Each cardinal was allowed to have two servants, or
conclavistas,
who slept with him in his cell. Old, sick cardinals were permitted three. These servants were invaluable to their masters. They tidied their cells, served their food, cleaned their clothes, and emptied their chamber pots. But far more important than these mundane matters,
conclavistas
were their masters’ eyes and ears. They performed tasks undignified for a prince of the church yet absolutely necessary all the same, such as peering through keyholes or placing an ear firmly against a thin wooden cell wall to listen to the conversation inside.

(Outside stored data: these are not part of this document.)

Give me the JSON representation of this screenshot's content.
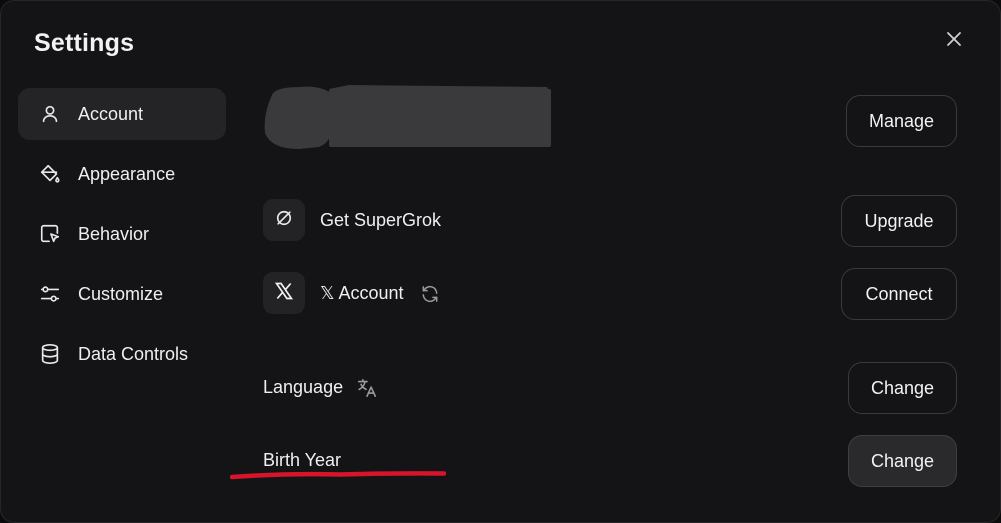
{
  "dialog": {
    "title": "Settings",
    "close_icon": "close-icon"
  },
  "sidebar": {
    "items": [
      {
        "label": "Account",
        "icon": "user-icon",
        "active": true
      },
      {
        "label": "Appearance",
        "icon": "paint-bucket-icon",
        "active": false
      },
      {
        "label": "Behavior",
        "icon": "cursor-square-icon",
        "active": false
      },
      {
        "label": "Customize",
        "icon": "sliders-icon",
        "active": false
      },
      {
        "label": "Data Controls",
        "icon": "database-icon",
        "active": false
      }
    ]
  },
  "account": {
    "profile": {
      "manage_label": "Manage"
    },
    "supergrok": {
      "label": "Get SuperGrok",
      "button_label": "Upgrade"
    },
    "x_account": {
      "label": "𝕏 Account",
      "button_label": "Connect"
    },
    "language": {
      "label": "Language",
      "button_label": "Change"
    },
    "birth_year": {
      "label": "Birth Year",
      "button_label": "Change"
    }
  },
  "colors": {
    "background": "#141416",
    "active_nav": "#242427",
    "button_border": "#3a3a3d",
    "annotation_red": "#d8142a"
  }
}
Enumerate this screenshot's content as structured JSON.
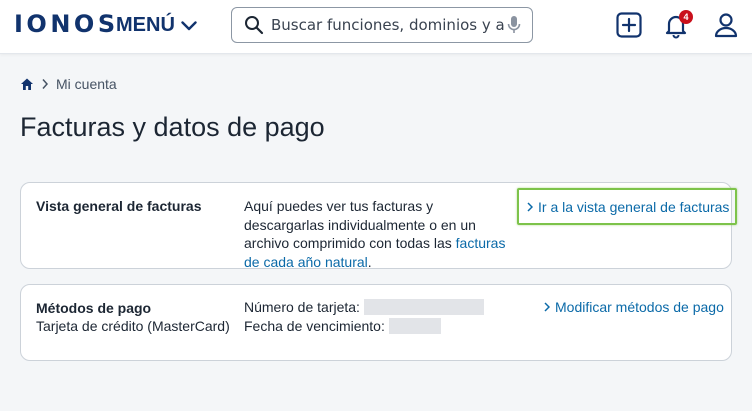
{
  "header": {
    "logo": "IONOS",
    "menu_label": "MENÚ",
    "search_placeholder": "Buscar funciones, dominios y art...",
    "notification_count": "4",
    "icons": [
      "search-icon",
      "microphone-icon",
      "add-icon",
      "bell-icon",
      "user-icon",
      "chevron-down-icon"
    ]
  },
  "breadcrumb": {
    "home_icon": "home-icon",
    "current": "Mi cuenta"
  },
  "page": {
    "title": "Facturas y datos de pago"
  },
  "invoices": {
    "label": "Vista general de facturas",
    "description_before": "Aquí puedes ver tus facturas y descargarlas individualmente o en un archivo comprimido con todas las ",
    "description_link": "facturas de cada año natural",
    "description_after": ".",
    "action": "Ir a la vista general de facturas"
  },
  "payment": {
    "label": "Métodos de pago",
    "method": "Tarjeta de crédito (MasterCard)",
    "card_number_label": "Número de tarjeta:",
    "expiry_label": "Fecha de vencimiento:",
    "action": "Modificar métodos de pago"
  },
  "colors": {
    "brand": "#11336d",
    "link": "#0b6aa8",
    "highlight": "#7dc34a",
    "badge": "#c9101c"
  }
}
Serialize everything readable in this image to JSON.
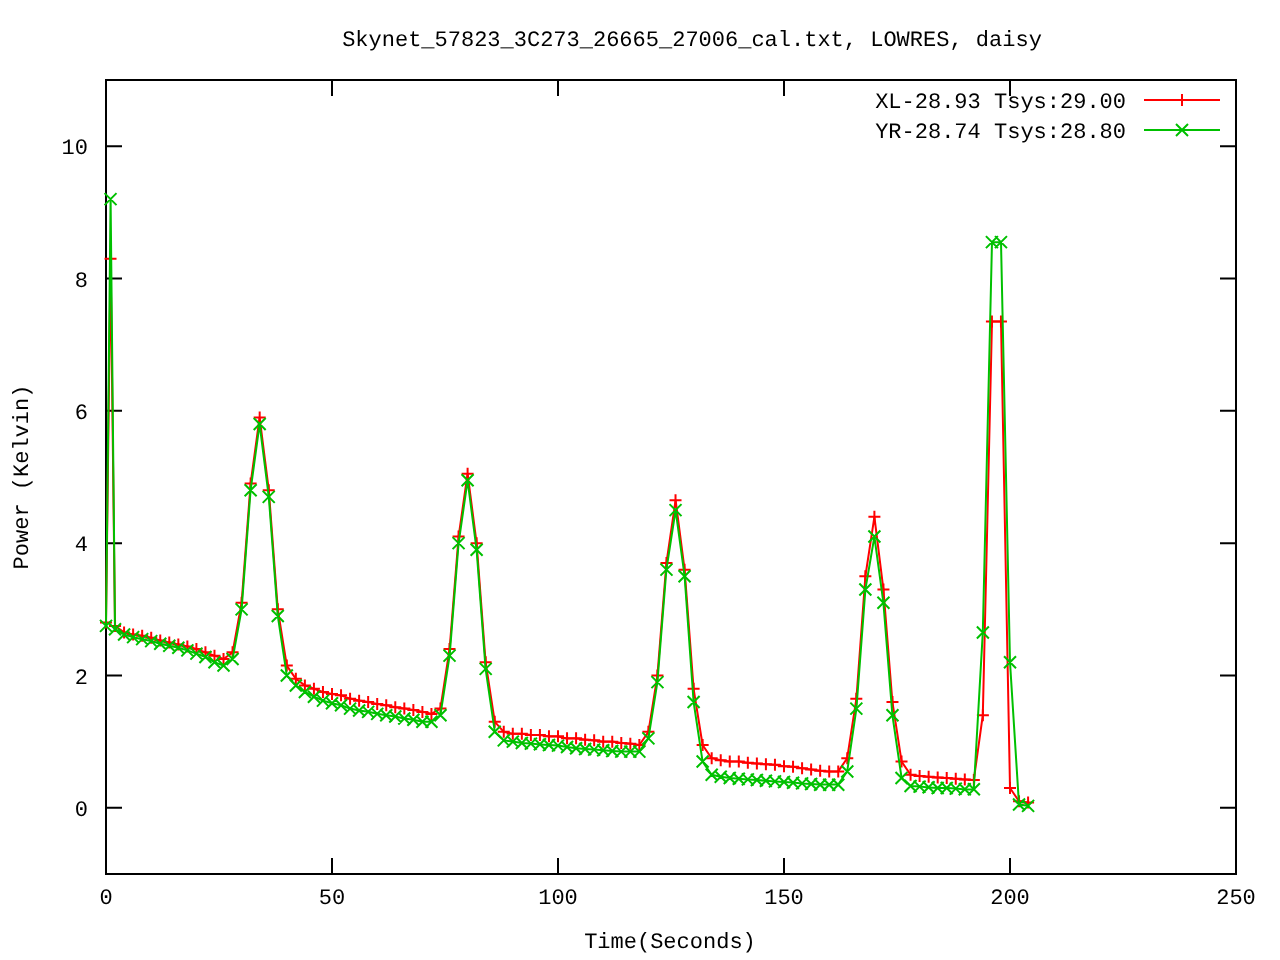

Hidden in the shadows, they watched which cardinals visited one another. They often wore disguises at night—false beards, mustaches, or bulbous noses—and ghosted around from cell to cell negotiating with other cardinals on behalf of their masters.

Conclavistas
spread false rumors, lied, flattered, and offered bribes to other servants for information. They smuggled letters in and out and sent news to the bookies to set odds on which cardinal would be elected pope. Armed with their inside knowledge, most
conclavistas
placed high wagers of their own, reaping a fortune when their favorite was elected. A cardinal chose his
conclavistas
from among his household servants, who eagerly sought the exciting, remunerative position. Among the emoluments was the right to sack the new pope’s cell as soon as he was elected.